Leukemia (blood cancer, leukemia, lymphosarcoma)

Leukemia (blood cancer, leukemia, lymphosarcoma) is a whole group of tumors characterized by uncontrolled proliferation and varying degrees of differentiation of hematopoietic cells. With all this, leukemic cells are descendants, clones of one mutated cell.

Causes of leukemia

The cause of leukemia, as a rule, are chromosomal aberrations, i.e. changes in the structure of chromosomes as a result of various processes of rearrangement of their structure: translocation, deletion, inversion, fragmentation.

According to the traditional classification, all leukemias are divided into acute (AL) and chronic (CL). This division is associated with the different ability of these tumors to differentiate proliferating cells.

In the case of acute leukemia, differentiation is practically absent, a huge number of immature, non-functional blast cells accumulate in the blood, which leads to inhibition of the normal hematopoiesis of all germs. These signs are detected in the blood in more than 80% of cases. Chronic leukemia (leukemia) produces a population of differentiated cells, traditionally granulocytic, gradually replacing normal peripheral blood cells.

Acute leukemias are usually divided into lymphoblastic and myeloblastic.

Acute lymphoblastic leukemia (ALL) most often develops from precursors of B-lymphocytes (within 75% of cases). There are also B-ALL and T-ALL. Cytogenetically, the presence of the Philadelphia chromosome matters.

Acute myeloid leukemia (acute myeloid leukemia) is often referred to as “non-lymphoblastic leukemia” to emphasize its diversity and difference from ALL, as blasts with all this can be of granulocytic, erythrocyte and even platelet origin. Acute non-lymphoblastic leukemia is histologically classified with the letter M followed by numbers from 0 to 7, for example, M7 is acute megakaryoblastic leukemia.

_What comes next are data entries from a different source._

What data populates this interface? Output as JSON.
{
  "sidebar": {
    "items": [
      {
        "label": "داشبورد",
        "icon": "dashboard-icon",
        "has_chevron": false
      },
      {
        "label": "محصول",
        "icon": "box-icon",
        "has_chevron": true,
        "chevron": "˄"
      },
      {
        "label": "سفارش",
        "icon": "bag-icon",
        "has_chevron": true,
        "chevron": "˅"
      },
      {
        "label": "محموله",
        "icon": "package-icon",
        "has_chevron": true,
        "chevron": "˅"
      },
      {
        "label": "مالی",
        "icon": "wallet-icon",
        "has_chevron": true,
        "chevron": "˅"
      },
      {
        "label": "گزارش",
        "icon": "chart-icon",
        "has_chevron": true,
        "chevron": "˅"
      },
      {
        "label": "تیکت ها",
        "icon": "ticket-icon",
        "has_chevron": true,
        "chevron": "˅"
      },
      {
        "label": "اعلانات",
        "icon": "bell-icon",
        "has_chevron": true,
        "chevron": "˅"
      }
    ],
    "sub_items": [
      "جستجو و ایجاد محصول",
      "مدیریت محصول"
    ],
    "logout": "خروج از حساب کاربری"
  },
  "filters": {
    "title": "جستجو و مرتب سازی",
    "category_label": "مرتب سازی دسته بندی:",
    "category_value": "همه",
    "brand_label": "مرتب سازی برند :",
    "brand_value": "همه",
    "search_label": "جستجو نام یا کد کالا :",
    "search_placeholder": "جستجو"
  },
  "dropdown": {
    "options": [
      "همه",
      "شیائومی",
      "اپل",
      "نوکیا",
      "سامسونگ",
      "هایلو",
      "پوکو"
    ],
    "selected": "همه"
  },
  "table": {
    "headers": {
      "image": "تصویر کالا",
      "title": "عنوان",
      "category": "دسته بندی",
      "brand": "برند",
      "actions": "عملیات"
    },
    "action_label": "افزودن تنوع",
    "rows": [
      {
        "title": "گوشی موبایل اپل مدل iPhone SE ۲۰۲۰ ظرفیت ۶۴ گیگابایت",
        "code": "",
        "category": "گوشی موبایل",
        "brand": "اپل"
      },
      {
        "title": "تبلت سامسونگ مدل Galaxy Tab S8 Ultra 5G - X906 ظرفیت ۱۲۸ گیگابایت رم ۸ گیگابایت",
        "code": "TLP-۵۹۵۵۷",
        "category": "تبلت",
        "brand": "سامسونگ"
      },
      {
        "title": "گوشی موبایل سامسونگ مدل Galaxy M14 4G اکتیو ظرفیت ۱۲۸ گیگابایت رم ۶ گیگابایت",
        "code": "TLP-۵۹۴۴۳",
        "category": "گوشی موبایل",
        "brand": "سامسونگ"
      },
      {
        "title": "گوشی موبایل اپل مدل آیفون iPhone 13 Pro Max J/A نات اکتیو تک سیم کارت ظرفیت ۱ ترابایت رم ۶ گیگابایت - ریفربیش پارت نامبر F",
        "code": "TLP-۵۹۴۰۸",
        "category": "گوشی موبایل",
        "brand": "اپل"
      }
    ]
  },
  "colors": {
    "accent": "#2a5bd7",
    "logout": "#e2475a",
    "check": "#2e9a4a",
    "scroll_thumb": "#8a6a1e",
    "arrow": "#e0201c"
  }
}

Chronic leukemia in children is quite rare and is also a heterogeneous group of diseases:

  • chronic lymphocytic leukemia is characterized by the proliferation of small lymphocytes in the bone marrow, peripheral blood, as well as lymph nodes, spleen and liver;
  • chronic myeloid leukemia (CML) is characterized by stem cell proliferation, which is often accompanied not only by an increase in the number of granulocyte precursors, but also by erythrocytes and platelets. A distinctive feature is the cytogenetic feature – the presence of the Philadelphia chromosome, as well as the phase of the disease. Distinguish a slow phase, an acceleration phase and a final phase of a disease;
  • hairy cell leukemia is characterized by the proliferation of well-differentiated B-lymphocytes with the development of pancytopenia and splenomegaly. The disease is characteristic of the elderly and more often in males.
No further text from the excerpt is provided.